A few miles east of central London, London City (LCY; 020-7646 0088; www.londoncityairport.com) has flights to/from European and other UK airports.


In northern England, the airport for England’s second city, Manchester (MAN; 08712 710 711; www.manchesterairport.co.uk) is increasingly busy with direct flights to/from Europe, the Gulf states, South Asia and beyond.


Most of the world’s major airlines have services to England from many parts of the world, and budget airlines fly between England and other European countries. Charter flights are another option; you can buy seat-only deals on the planes that carry tourists between, for example, England and numerous Mediterranean resorts. The best deals are usually available online, and to save going to every airline’s site individually, it’s worth using an internet travel agency or price comparison site; these include the following:

Cheapflights.co.uk (www.cheapflights.co.uk)

Expedia (www.expedia.com)

Flightline.co.uk (www.flightline.co.uk)

LowCostAirlines.org (www.lowcostairlines.org)

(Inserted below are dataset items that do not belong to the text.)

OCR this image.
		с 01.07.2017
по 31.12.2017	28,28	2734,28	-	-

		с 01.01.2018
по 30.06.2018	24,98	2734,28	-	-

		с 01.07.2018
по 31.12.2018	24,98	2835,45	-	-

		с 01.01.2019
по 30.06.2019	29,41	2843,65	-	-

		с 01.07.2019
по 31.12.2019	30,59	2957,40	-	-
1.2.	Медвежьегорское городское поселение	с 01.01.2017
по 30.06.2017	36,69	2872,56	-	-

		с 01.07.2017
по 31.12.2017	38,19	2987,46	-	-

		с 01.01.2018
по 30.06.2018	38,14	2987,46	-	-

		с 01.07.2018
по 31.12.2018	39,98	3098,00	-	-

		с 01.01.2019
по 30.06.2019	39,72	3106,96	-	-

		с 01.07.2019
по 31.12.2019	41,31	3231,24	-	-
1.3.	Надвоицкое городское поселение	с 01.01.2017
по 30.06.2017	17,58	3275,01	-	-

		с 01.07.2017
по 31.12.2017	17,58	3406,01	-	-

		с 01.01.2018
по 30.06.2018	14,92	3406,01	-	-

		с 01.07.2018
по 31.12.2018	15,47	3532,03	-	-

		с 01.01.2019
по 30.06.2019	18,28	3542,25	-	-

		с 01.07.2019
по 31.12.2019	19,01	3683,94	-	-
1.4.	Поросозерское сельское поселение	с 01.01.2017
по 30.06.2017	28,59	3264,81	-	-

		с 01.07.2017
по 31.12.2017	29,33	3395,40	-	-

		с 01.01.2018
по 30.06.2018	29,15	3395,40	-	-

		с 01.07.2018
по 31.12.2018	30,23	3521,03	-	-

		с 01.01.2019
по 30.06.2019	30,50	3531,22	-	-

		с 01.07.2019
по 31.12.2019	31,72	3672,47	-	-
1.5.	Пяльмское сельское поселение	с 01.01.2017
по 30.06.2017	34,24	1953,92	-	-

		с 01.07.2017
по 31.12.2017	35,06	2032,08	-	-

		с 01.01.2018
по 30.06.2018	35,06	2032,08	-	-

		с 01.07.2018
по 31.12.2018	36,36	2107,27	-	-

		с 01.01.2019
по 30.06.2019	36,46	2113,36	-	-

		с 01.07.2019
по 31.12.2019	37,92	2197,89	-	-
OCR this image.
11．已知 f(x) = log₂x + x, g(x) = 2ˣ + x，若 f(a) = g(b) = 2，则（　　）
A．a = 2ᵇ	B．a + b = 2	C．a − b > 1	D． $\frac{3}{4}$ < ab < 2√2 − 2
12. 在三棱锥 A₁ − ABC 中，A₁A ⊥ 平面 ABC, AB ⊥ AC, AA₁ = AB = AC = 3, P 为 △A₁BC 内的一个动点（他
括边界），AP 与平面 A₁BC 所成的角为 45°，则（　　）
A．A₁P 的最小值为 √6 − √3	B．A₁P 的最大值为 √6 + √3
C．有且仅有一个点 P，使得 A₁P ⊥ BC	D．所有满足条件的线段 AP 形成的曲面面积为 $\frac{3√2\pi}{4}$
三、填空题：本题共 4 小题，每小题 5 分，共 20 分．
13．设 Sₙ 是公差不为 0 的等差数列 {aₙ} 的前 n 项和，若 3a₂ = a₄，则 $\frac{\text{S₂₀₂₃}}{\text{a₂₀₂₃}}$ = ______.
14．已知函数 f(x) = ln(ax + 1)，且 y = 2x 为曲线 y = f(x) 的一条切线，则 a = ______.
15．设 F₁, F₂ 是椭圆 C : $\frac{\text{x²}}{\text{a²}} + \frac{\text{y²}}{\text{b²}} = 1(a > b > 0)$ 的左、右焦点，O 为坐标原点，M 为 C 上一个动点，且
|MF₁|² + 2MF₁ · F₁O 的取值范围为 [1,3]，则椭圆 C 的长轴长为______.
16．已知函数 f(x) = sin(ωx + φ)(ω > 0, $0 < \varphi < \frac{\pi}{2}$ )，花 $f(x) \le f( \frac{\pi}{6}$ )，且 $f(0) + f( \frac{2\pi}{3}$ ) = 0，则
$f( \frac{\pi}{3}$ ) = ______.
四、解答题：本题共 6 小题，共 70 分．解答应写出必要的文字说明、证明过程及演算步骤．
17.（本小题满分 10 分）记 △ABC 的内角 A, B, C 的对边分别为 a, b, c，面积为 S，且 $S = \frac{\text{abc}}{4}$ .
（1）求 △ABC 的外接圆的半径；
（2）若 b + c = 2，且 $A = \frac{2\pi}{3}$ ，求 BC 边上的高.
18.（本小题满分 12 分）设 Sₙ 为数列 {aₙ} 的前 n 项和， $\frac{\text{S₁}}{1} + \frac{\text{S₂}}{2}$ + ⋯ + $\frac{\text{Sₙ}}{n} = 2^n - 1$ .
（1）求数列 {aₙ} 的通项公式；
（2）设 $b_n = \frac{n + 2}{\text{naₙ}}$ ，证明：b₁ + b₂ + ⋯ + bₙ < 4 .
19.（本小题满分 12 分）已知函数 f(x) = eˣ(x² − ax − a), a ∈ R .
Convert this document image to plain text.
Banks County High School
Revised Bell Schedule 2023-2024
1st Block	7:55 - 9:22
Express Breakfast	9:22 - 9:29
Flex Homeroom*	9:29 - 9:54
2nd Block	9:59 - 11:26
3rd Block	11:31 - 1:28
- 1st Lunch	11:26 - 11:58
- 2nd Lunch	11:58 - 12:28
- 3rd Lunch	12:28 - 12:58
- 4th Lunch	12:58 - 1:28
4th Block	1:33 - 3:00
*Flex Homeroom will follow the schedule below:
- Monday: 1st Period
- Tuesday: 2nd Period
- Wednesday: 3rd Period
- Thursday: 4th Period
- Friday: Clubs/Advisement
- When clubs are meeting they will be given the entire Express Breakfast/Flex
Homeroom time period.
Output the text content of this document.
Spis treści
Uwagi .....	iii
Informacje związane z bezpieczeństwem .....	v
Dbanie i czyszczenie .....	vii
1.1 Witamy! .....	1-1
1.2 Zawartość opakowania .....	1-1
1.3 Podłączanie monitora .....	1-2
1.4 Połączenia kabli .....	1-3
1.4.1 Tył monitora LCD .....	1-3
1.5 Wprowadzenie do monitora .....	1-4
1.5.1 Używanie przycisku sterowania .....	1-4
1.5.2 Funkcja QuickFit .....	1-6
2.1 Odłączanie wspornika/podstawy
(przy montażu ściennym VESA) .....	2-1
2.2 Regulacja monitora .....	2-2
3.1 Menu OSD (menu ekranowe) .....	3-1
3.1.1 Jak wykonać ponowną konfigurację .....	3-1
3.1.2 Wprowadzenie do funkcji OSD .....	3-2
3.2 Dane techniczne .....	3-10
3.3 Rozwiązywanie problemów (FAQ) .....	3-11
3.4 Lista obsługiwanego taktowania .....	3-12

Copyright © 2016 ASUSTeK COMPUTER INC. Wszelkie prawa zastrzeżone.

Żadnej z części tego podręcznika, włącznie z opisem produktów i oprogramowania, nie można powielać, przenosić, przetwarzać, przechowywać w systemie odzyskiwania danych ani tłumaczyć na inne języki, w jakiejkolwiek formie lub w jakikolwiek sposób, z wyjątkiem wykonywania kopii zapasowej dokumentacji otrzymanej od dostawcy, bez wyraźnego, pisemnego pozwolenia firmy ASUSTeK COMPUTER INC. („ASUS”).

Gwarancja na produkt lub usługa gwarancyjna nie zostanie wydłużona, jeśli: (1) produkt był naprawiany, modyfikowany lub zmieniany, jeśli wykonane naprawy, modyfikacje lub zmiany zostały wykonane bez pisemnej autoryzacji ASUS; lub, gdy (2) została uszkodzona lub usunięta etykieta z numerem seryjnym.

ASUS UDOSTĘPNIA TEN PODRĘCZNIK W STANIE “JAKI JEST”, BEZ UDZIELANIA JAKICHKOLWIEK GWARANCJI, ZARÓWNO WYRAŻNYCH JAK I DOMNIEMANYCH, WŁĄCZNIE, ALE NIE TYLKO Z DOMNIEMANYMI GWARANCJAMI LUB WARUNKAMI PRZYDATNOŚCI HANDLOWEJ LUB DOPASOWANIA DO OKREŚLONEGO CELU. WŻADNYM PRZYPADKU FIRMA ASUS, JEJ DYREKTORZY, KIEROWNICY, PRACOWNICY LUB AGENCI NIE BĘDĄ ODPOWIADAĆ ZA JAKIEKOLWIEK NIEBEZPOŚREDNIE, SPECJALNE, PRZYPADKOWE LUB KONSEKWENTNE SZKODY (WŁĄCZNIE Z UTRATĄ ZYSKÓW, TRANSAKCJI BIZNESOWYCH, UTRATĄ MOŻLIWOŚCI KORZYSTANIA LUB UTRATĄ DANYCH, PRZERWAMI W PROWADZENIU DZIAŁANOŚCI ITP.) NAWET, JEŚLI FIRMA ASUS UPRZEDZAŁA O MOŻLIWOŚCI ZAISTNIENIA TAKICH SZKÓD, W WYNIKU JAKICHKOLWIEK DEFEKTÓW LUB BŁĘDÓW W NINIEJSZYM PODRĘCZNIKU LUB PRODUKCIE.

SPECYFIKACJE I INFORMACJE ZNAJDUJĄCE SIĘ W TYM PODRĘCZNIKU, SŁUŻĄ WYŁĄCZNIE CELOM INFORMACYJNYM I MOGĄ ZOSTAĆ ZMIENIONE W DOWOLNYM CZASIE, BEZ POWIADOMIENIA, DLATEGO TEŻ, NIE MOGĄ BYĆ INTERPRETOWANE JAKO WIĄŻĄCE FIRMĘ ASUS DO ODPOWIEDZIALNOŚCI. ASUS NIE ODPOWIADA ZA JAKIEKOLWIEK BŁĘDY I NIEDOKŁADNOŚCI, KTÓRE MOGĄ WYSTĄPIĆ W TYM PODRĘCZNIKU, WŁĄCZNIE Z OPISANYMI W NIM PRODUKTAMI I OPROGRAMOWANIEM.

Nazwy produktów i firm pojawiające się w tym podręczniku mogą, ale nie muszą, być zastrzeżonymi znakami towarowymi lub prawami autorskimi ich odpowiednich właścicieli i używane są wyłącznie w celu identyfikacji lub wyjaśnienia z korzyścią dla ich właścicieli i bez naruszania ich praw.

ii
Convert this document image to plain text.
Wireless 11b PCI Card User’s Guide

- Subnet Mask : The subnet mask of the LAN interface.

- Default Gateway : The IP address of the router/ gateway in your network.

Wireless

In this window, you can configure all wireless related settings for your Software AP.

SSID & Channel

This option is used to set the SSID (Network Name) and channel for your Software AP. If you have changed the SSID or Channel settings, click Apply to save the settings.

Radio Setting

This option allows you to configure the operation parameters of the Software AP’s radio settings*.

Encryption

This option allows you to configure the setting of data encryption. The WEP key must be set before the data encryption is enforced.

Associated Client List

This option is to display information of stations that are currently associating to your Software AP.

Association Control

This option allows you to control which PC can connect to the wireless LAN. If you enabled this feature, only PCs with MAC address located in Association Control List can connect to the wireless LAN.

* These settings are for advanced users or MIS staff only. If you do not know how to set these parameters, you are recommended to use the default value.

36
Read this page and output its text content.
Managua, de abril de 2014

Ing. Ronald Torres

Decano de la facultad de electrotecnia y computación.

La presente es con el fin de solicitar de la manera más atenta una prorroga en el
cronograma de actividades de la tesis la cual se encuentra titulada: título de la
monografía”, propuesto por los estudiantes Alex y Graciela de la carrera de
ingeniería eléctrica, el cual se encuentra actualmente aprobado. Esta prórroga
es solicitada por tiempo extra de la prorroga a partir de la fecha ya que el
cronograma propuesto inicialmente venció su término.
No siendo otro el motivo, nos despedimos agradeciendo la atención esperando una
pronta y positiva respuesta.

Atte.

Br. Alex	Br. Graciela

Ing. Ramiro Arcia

skyscanner (www.skyscanner.com)

Travelocity Travel (www.travelocity.com)


Because London is one of the world’s main air travel hubs, there’s competition between the airlines, and that means competitive fares. You can purchase your airline ticket from a travel agency (in person, by telephone or on the internet), or direct from the airline (the best deals are often available online only). It always pays to shop around. Internet travel agencies work well if you’re doing a straightforward trip, but for anything even slightly complex there’s no substitute for a real-live travel agent who knows the system, the options, the special deals and so on.

Australia & New Zealand

The route to England from the southern hemisphere is very popular, with a wide range of fares from about AUD$1500 to AUD$3000 return. From New Zealand it’s often best to go via Australia. Round-the-world tickets can sometimes work out cheaper than a straightforward return.

Continental Europe

You can fly between England and pretty much every capital city in Europe (and many other cities too), using national airlines such as Air France, Lufthansa and so on, or budget airlines such as Ryanair, easyJet and Virgin Express.


There are numerous flights each day between the capitals Dublin and London, and many more between other cities in Ireland and England. If you book early and avoid the busy periods (such as Friday afternoon and evening), fares on budget airlines can be just a few pounds or euros.

Canada & the USA

There’s a continuous price war on the world’s busiest transcontinental route. Return fares from the east coast to London range from US$300 to US$600. From the west coast, fares are about US$100 higher.